— Тут всего четыре прибора, — сказал капитан Пассек. — Если я лишний, я удаляюсь! Или кто-то другой ужинает в другом месте?
Он выразительно взглянул на меня, но государь сказал:
— Господин Тимков пусть останется! Мы сейчас же будем писать письмо императрице!
— Вот как! — рассмеялся господин Орлов, бесцеремонно усаживаясь за стол подле государя. — Зачем вам письмо? Давайте лучше выпьем по шкалику. Водочка необыкновенно прочищает, кольми паче после несварения желудка.
— Извольте не нудить, — сказал государь, — пить с вами на сей раз я, господа, не стану!
— Ах, вот как, он брезгует нами! — возопил князь Барятинский. — Воображает, что он по-прежнему император, а мы ничтожные его холопы!.. Так вот я лично покажу, — он стал засучивать рукава, — кто здесь император и кто самый обыкновенный арестант!
— Перестаньте, князь, — вмешался я. — Нами действительно задумано написать важное Екатерине Алексеевне письмо, и приставания с выпивкой сейчас совсем неуместны.
— Неуместны так неуместны, — отступил господин Орлов, сверкнув на меня глазами. — Подождём, пока Пётр Фёдорович загладит свою вину, попросив нас отобедать. Постановляю просто: или мы обедаем вместе — или он вовсе не обедает.
Он подал знак, и слуга стал проворно уносить кушанья.
— Как так? — оскорбился государь. — Я совсем не нуждаюсь в ваших милостях! Вы, кажется, измываетесь надо мною? Как вы смеете?
— Да вот так и смею, — хохоча безо всякого чувства, сказал господин Орлов. — Вы оскорбили в нас офицеров, которые оказывали вам честь. Сатисфакция, сударь, сатисфакция!..
Они ушли.
— Наверно, я погорячился и сделал ошибку, — озабоченно сказал государь. — Если меня скоро освободят, то им, конечно, захотелось выказать, в конце концов, и свои добрые чувства. Им действительно лестно посидеть дружески за столом с тем, кто ещё вчера повелевал их судьбами.
— Не стоит сожалений. — Я был крайне раздосадован наивностью Петра Фёдоровича. «И сие вчерашний властелин великой державы, решавший о жизни и смерти миллионов людей!» — Что бы вы сделали, ваше величество, если бы сейчас вновь оказались на троне?

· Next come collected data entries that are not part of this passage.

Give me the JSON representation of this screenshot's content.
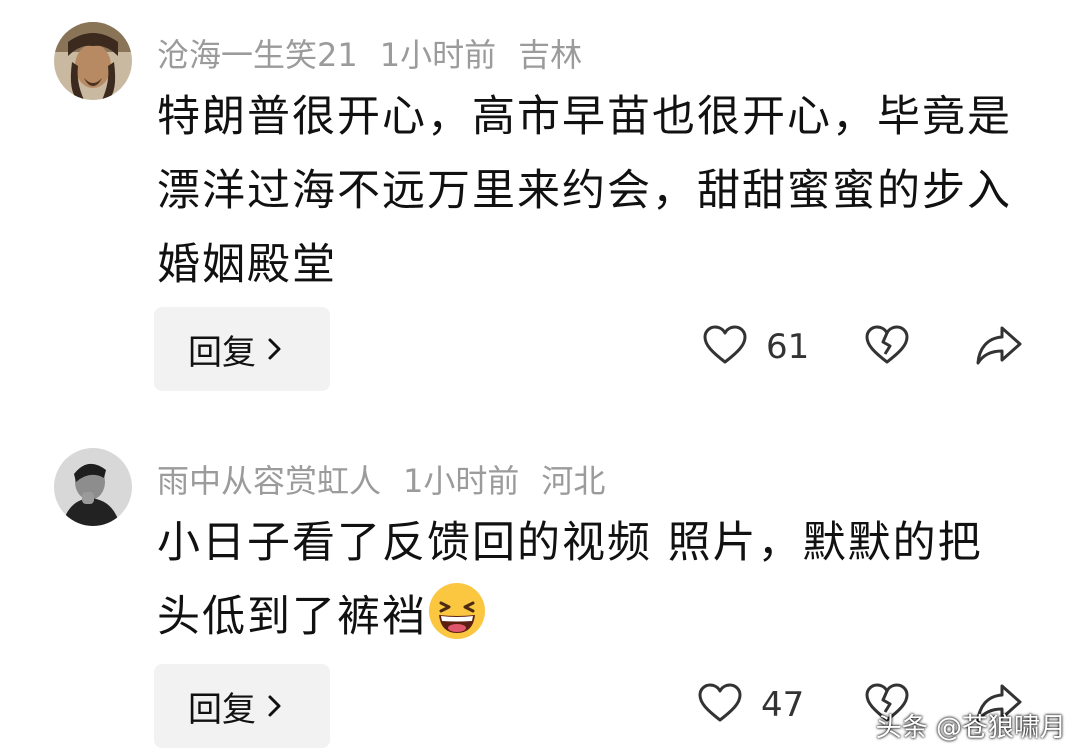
{
  "comments": [
    {
      "username": "沧海一生笑21",
      "time": "1小时前",
      "location": "吉林",
      "text": "特朗普很开心，高市早苗也很开心，毕竟是漂洋过海不远万里来约会，甜甜蜜蜜的步入婚姻殿堂",
      "reply_label": "回复",
      "likes": "61"
    },
    {
      "username": "雨中从容赏虹人",
      "time": "1小时前",
      "location": "河北",
      "text": "小日子看了反馈回的视频 照片，默默的把头低到了裤裆",
      "emoji": "grinning-face-emoji",
      "reply_label": "回复",
      "likes": "47"
    }
  ],
  "watermark": "头条 @苍狼啸月",
  "icons": [
    "heart-icon",
    "broken-heart-icon",
    "share-arrow-icon",
    "chevron-right-icon"
  ],
  "colors": {
    "meta": "#9b9b9b",
    "text": "#111111",
    "reply_bg": "#f2f2f2"
  }
}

Он всерьёз задумался. Снял парик и бросил его на стульце, стоящее рядом. В редких волосах я приметил клок седины.
— Не ведаю, — пробормотал он. — Подлинно не ведаю… Да разве возможно что-либо переменить, кроме бород да кафтанов?
Подойдя к конторке, государь взял в руки перо и склонился над клочком простой серой бумаги.
— Письмо я пишу по-русски, — сказал он. — Вы натолкнули меня на блестящую мысль… Вот, прочтите!..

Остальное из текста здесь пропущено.